In a way, Claudia illustrates just how far ’80s and ’90s pop culture had gone in terms of Asian American representation, and how far it has yet to go. It’s a topic that hits close to home for Ding, who began working on her documentary as a way to call for more inclusivity and diversity in media, in terms of both creator representation and onscreen representation. According to Ding, there are real-life implications when people don’t see themselves reflected in the entertainment they consume. “It's not just that we don't feel good when we don't see ourselves represented," she says, "it's that it really affects what we think of as possible for ourselves."
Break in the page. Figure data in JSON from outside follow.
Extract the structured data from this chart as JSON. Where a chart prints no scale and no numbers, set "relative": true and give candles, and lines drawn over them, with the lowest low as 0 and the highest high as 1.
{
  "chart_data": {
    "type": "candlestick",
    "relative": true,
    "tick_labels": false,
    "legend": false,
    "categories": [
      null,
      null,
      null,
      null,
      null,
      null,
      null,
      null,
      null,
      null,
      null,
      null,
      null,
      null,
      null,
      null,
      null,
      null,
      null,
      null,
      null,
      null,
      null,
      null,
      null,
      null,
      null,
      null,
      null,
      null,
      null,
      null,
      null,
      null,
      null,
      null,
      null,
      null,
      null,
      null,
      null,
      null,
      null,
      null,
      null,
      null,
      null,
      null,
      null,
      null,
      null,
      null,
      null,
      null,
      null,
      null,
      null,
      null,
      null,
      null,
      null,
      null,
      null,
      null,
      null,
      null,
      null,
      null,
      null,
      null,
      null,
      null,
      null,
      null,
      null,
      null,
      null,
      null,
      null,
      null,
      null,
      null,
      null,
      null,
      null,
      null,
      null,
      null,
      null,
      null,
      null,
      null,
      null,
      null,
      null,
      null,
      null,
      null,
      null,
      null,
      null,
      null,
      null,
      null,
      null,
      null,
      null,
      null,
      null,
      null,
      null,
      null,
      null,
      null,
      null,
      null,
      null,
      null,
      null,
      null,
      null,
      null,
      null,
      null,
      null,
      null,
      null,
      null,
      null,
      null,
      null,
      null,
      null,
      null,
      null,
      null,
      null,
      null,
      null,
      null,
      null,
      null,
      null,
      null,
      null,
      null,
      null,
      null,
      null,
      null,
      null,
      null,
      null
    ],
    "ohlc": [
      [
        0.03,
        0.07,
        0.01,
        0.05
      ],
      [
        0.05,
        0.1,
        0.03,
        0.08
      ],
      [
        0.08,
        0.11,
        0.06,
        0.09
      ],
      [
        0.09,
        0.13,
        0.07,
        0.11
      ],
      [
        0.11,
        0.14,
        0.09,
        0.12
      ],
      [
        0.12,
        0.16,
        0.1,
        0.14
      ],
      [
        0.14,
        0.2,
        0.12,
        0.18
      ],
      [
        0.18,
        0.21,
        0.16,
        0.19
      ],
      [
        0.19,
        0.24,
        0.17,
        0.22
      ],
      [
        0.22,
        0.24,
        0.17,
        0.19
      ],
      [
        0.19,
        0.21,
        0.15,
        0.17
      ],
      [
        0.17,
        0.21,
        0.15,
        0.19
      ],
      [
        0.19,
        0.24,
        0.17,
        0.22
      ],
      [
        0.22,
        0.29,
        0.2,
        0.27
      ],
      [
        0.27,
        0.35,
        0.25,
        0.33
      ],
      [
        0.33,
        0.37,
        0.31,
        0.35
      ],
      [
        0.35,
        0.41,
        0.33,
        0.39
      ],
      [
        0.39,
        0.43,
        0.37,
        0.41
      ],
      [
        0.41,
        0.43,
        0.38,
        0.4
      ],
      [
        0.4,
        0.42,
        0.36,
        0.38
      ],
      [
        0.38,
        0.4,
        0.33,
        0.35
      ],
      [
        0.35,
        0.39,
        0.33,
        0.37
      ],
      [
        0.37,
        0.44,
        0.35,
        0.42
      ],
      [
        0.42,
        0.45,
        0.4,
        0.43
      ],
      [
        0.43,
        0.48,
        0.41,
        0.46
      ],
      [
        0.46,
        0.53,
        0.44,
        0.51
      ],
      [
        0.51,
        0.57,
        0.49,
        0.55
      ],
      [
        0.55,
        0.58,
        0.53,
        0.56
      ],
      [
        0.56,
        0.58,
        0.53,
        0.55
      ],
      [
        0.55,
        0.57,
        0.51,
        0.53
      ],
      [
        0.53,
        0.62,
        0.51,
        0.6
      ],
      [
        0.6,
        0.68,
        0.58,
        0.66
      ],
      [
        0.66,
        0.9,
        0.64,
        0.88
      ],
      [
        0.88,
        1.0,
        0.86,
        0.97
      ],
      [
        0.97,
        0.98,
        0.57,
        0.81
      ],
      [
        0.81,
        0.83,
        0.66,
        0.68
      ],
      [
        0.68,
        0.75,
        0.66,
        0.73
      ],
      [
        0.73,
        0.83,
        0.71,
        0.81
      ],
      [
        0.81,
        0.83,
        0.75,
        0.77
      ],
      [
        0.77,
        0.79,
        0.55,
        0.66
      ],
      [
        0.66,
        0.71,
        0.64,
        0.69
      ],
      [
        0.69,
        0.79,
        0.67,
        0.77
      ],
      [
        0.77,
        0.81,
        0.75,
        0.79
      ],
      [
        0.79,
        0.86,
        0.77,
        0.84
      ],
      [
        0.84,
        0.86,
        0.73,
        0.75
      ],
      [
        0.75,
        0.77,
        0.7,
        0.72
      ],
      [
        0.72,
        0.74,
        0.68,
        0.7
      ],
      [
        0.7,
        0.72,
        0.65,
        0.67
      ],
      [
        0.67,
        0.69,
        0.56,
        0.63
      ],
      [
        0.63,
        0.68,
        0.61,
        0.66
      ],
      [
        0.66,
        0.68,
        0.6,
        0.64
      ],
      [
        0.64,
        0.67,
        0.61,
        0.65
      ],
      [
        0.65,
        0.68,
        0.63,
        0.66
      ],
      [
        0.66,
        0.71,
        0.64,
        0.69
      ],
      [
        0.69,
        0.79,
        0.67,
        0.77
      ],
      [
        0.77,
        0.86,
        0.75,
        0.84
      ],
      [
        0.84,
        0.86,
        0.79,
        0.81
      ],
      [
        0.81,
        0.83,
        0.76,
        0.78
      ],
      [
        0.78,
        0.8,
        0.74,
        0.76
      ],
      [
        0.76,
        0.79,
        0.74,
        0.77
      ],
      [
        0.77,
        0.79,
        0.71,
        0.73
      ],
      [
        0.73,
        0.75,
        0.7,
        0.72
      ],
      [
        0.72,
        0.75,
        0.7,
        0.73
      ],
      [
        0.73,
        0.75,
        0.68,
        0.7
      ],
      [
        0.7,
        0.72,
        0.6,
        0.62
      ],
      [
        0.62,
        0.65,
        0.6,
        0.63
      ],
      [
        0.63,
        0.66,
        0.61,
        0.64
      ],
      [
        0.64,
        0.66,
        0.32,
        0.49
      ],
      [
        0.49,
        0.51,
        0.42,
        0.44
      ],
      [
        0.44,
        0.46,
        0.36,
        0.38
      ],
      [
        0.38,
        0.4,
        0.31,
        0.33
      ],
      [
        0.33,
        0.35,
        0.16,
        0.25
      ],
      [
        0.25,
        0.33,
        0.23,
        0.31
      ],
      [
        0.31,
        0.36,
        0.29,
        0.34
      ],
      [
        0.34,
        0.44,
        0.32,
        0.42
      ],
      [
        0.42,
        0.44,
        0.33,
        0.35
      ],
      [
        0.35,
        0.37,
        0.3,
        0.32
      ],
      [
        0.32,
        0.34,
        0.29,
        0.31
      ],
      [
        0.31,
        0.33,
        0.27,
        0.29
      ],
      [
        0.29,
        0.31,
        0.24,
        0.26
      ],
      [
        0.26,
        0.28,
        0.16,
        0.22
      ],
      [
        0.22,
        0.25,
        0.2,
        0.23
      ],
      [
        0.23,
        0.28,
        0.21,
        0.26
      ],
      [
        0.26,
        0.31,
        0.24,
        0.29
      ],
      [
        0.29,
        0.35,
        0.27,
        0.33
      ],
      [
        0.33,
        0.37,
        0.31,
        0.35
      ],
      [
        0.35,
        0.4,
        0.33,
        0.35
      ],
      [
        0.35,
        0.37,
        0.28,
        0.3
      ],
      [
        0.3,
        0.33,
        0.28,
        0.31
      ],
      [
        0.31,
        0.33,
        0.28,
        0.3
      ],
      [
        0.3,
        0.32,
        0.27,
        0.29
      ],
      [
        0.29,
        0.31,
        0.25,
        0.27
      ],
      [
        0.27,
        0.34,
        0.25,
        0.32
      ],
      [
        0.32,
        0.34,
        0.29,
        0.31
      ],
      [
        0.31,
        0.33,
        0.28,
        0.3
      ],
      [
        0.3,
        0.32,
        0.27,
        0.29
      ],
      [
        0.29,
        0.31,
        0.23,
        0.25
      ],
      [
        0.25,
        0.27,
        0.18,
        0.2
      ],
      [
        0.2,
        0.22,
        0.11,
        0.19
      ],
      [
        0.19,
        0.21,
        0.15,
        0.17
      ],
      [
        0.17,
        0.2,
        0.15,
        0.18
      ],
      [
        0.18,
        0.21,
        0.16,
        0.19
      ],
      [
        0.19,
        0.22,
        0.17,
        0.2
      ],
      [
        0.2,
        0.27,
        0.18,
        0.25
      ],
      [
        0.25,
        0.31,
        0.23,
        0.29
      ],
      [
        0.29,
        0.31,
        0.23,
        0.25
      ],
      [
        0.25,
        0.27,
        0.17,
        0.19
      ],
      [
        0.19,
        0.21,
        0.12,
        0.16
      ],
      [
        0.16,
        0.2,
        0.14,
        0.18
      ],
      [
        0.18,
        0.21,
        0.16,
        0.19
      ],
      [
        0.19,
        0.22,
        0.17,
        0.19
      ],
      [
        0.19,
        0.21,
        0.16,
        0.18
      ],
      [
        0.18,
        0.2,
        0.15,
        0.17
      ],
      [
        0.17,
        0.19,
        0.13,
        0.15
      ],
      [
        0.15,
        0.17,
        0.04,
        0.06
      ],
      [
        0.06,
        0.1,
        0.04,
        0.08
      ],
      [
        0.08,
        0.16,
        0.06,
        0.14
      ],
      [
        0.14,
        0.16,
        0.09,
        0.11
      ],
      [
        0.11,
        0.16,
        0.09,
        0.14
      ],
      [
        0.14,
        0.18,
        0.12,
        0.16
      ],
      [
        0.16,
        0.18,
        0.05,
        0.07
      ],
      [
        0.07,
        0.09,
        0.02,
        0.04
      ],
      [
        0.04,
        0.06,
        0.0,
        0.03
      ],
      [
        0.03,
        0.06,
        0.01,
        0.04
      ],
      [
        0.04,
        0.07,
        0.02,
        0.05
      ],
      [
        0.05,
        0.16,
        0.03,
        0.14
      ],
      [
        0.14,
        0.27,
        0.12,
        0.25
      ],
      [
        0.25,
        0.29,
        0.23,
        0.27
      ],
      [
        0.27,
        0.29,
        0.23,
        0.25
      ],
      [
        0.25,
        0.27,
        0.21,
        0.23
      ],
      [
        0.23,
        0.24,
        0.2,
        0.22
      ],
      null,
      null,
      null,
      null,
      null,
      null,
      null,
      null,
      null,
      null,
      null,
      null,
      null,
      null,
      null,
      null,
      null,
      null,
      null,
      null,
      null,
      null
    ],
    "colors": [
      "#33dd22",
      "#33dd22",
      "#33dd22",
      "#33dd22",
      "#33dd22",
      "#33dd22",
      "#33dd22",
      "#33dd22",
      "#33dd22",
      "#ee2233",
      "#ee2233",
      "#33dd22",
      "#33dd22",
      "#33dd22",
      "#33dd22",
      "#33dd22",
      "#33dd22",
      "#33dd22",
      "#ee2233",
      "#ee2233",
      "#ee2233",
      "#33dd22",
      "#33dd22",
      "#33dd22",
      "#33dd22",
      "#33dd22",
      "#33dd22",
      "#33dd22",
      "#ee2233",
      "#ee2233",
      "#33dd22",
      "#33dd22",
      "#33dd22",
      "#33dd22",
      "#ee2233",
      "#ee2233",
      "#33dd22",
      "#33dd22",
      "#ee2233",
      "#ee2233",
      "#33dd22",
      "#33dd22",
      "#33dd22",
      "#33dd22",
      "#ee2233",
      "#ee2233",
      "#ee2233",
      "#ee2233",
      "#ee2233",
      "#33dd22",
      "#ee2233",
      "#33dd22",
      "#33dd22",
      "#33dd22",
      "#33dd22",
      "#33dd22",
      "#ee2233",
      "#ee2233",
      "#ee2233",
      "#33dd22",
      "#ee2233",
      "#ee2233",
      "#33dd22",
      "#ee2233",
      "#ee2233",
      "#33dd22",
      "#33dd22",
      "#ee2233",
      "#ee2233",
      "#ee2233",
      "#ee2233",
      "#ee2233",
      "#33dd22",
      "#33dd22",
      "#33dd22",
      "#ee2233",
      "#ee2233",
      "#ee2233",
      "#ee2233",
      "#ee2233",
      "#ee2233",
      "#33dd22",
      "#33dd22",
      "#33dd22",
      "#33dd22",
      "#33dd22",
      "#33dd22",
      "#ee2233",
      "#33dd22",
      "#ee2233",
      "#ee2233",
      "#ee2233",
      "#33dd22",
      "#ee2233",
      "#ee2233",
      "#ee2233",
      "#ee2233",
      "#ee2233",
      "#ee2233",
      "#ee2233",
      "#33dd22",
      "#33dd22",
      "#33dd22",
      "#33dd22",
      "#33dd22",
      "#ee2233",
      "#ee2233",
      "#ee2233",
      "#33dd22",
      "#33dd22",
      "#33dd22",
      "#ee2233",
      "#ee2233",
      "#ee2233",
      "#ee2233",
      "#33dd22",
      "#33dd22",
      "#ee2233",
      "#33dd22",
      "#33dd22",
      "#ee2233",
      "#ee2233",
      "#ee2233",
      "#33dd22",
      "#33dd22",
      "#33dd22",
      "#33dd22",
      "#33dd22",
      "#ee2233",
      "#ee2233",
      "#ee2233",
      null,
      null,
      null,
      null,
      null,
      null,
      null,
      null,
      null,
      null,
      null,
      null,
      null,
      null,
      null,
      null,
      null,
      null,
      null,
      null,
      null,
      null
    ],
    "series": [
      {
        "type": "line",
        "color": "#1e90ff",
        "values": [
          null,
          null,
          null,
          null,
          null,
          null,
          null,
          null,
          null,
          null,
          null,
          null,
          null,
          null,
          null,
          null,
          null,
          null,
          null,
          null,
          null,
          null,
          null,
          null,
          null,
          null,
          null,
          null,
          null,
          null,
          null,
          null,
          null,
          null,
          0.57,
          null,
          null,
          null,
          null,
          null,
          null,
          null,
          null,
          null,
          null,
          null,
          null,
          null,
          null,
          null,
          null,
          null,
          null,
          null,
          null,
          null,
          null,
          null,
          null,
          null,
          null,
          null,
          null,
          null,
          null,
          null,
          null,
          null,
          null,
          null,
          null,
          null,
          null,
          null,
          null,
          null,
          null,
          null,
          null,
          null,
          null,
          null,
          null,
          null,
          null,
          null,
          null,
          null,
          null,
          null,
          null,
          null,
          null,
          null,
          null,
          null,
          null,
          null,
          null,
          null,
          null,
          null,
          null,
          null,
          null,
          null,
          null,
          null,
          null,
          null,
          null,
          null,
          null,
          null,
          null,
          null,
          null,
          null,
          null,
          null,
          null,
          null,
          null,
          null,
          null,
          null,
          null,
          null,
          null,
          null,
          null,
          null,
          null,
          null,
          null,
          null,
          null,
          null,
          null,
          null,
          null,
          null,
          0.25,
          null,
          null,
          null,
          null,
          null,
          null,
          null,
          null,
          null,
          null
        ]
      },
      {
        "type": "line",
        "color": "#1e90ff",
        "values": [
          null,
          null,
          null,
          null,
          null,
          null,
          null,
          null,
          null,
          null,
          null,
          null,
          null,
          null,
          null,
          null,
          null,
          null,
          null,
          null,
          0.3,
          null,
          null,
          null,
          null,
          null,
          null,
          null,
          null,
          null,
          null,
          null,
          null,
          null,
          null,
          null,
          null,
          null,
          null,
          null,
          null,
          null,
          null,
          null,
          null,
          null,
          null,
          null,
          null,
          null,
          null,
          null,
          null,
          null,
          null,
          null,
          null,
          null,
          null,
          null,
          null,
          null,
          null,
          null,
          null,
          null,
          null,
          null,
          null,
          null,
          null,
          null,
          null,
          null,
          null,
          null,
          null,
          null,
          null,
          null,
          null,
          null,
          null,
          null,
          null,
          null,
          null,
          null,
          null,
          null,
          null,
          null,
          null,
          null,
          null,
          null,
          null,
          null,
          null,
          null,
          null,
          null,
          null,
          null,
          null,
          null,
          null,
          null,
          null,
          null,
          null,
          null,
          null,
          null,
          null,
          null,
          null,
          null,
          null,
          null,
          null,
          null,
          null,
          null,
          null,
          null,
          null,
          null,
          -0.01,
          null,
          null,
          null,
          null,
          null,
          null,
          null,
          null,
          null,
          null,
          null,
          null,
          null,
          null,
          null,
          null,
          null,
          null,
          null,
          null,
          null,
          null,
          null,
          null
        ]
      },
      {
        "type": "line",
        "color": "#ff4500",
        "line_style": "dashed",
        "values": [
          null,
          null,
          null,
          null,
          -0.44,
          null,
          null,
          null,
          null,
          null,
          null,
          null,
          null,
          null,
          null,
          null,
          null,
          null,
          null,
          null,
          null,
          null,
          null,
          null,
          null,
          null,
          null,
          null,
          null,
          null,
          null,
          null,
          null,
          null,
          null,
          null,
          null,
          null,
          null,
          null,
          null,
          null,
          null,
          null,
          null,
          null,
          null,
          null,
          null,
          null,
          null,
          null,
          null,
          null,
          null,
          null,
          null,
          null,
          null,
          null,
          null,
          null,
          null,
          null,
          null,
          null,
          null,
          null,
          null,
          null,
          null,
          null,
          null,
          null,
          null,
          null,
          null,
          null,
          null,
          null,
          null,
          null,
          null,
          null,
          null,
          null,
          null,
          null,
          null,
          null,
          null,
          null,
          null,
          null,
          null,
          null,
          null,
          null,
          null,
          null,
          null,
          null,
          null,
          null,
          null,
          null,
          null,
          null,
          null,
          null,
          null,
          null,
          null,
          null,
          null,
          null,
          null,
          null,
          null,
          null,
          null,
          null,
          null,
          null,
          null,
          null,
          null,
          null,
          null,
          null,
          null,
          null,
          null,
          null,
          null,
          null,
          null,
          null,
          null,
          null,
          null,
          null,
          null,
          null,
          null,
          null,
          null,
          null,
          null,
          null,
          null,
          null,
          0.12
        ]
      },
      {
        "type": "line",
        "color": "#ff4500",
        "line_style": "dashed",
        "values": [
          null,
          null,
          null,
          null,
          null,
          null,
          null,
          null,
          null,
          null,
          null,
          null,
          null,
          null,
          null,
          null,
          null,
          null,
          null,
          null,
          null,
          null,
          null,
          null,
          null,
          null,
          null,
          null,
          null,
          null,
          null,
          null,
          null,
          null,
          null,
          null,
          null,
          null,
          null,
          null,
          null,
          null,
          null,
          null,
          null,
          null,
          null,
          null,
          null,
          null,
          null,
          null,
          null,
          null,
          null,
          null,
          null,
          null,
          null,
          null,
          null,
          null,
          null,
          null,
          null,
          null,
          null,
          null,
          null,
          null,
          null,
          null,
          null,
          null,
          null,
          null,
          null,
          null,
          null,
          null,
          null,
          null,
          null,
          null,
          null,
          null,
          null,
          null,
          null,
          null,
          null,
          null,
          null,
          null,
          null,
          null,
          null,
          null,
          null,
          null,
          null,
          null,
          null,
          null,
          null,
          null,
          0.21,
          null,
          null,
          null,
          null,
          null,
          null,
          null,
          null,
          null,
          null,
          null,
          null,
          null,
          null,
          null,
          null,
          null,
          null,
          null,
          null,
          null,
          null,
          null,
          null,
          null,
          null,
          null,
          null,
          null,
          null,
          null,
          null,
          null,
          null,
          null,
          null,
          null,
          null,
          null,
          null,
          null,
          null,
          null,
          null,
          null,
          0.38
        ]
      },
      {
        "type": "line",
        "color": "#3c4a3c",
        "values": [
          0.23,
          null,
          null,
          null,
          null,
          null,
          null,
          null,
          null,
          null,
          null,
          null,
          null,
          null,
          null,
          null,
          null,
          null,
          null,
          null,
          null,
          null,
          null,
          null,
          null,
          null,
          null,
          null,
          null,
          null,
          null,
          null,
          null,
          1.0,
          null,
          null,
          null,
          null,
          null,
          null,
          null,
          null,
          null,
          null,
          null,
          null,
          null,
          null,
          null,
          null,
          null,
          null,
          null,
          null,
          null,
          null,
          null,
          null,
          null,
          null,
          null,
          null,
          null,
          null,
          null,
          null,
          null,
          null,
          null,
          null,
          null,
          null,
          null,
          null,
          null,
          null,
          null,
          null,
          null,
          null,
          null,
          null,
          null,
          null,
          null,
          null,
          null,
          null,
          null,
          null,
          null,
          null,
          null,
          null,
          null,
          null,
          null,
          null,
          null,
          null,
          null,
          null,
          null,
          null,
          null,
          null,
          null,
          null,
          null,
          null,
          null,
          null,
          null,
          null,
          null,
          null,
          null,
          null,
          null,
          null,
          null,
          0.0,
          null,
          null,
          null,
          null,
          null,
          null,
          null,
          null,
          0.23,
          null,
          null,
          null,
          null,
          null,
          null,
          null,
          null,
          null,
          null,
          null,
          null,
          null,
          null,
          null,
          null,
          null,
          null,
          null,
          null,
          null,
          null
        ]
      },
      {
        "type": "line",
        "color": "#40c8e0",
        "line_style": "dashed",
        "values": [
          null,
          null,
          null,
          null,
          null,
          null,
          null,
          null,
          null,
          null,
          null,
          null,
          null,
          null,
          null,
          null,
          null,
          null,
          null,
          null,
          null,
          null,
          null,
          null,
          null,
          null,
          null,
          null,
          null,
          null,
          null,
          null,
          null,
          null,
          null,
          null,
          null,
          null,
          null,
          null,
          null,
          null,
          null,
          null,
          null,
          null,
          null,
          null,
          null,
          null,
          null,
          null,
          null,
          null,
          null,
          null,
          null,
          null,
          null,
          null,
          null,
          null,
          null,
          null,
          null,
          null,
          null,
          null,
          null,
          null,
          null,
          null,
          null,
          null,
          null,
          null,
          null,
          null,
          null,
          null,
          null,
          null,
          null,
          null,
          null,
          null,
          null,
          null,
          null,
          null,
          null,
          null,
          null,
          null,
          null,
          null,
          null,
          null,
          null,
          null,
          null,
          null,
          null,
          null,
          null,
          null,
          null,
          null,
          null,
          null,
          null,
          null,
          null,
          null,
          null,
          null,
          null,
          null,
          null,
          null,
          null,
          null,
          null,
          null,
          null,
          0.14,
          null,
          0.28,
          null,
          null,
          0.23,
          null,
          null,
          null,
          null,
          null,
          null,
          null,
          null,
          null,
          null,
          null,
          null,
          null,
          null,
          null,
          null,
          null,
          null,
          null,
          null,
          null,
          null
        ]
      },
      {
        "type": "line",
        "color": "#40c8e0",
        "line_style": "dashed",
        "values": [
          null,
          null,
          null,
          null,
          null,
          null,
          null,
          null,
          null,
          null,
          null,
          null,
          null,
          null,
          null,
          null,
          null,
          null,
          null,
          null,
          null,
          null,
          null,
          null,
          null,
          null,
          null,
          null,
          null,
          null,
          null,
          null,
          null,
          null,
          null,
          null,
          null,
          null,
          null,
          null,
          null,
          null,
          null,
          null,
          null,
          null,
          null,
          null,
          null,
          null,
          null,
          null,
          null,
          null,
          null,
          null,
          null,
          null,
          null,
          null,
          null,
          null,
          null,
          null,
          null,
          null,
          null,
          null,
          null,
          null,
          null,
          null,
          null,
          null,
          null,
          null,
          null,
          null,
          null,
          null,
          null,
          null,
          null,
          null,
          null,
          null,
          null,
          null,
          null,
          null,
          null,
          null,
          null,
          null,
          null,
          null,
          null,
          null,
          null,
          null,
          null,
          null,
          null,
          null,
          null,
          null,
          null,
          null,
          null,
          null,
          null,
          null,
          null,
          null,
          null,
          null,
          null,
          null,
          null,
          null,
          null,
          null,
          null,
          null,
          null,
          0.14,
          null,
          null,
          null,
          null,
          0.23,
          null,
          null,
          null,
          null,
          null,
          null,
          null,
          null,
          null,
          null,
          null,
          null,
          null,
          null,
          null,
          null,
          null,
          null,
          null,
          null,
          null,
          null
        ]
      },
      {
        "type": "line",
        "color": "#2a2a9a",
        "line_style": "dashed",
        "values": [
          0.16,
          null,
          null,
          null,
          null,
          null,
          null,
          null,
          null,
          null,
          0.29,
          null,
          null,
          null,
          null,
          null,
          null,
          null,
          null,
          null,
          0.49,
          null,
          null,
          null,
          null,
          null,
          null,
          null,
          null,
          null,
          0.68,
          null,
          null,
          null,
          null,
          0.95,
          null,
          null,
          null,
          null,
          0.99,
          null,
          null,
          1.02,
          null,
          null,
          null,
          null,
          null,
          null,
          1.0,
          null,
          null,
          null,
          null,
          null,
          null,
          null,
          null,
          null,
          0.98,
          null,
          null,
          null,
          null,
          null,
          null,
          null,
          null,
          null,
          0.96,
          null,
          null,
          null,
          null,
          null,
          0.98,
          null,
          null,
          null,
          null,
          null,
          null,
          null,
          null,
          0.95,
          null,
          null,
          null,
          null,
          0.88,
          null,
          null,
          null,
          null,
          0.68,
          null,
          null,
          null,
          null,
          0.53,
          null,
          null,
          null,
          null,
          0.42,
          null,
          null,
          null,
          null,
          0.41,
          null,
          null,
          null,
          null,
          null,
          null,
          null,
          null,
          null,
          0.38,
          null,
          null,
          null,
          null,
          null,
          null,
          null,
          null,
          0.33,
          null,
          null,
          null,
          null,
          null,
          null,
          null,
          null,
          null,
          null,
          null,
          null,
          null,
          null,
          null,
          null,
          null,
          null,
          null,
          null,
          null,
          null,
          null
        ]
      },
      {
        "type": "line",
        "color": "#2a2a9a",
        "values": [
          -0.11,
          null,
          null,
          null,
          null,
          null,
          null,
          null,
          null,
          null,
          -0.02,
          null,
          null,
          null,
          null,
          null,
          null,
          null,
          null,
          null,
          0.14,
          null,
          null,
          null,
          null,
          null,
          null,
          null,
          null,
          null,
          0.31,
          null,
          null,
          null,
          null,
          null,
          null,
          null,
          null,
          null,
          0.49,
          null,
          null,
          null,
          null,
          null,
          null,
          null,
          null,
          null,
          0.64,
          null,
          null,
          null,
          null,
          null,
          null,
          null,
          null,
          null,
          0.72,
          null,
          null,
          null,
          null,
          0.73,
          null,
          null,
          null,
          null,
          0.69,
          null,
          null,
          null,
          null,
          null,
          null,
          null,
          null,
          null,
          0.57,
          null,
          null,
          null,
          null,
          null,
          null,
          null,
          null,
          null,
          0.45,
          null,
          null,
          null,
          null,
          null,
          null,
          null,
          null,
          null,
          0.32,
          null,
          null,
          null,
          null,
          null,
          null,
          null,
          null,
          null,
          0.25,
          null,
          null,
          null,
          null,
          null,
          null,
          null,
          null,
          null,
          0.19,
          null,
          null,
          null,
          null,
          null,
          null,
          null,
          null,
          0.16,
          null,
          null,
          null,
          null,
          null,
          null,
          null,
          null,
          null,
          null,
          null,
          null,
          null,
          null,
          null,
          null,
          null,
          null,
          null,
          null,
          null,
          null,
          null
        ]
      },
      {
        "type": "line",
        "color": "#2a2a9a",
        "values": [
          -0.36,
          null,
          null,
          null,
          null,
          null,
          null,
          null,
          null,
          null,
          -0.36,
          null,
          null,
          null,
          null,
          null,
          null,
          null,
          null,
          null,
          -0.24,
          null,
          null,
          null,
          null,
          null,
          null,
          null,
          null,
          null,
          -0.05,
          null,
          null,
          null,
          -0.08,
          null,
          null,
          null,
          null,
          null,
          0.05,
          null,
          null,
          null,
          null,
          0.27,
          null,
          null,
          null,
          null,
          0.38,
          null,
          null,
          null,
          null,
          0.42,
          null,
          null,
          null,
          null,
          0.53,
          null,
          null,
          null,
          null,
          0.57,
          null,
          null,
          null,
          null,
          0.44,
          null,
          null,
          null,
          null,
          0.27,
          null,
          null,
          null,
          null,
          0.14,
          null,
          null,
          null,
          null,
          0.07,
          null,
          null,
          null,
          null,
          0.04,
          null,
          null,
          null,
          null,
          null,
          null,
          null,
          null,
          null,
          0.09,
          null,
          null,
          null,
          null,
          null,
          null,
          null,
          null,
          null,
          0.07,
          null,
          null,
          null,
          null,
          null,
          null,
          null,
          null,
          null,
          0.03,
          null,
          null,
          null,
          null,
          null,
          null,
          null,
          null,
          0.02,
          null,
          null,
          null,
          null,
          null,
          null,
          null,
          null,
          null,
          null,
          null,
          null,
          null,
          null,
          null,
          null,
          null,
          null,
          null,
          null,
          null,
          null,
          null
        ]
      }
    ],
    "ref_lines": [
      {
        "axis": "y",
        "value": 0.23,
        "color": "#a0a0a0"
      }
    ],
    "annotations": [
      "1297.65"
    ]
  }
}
Kuhn agreed that the dearth of Asian American representation in books also shaped the way she viewed her prospects in writing. “The things I liked to read — sci-fi, fantasy comics books, and romance books — were not really [genres] where I saw Asian American girls centered,” says Kuhn. “So I don’t think I knew I could tell stories about girls who looked like me.” But Claudia provided creatives like Kuhn and comic artist Galligan with a sense of validation and belonging that inspires them to this day.
“Growing up knowing that she was a person on the page who could be me meant the world,” says Galligan. Claudia’s existence assured Galligan that, “no matter what you do, you can make creative choices, you can be yourself, and you're always going to find people who accept that about you and believe in you.”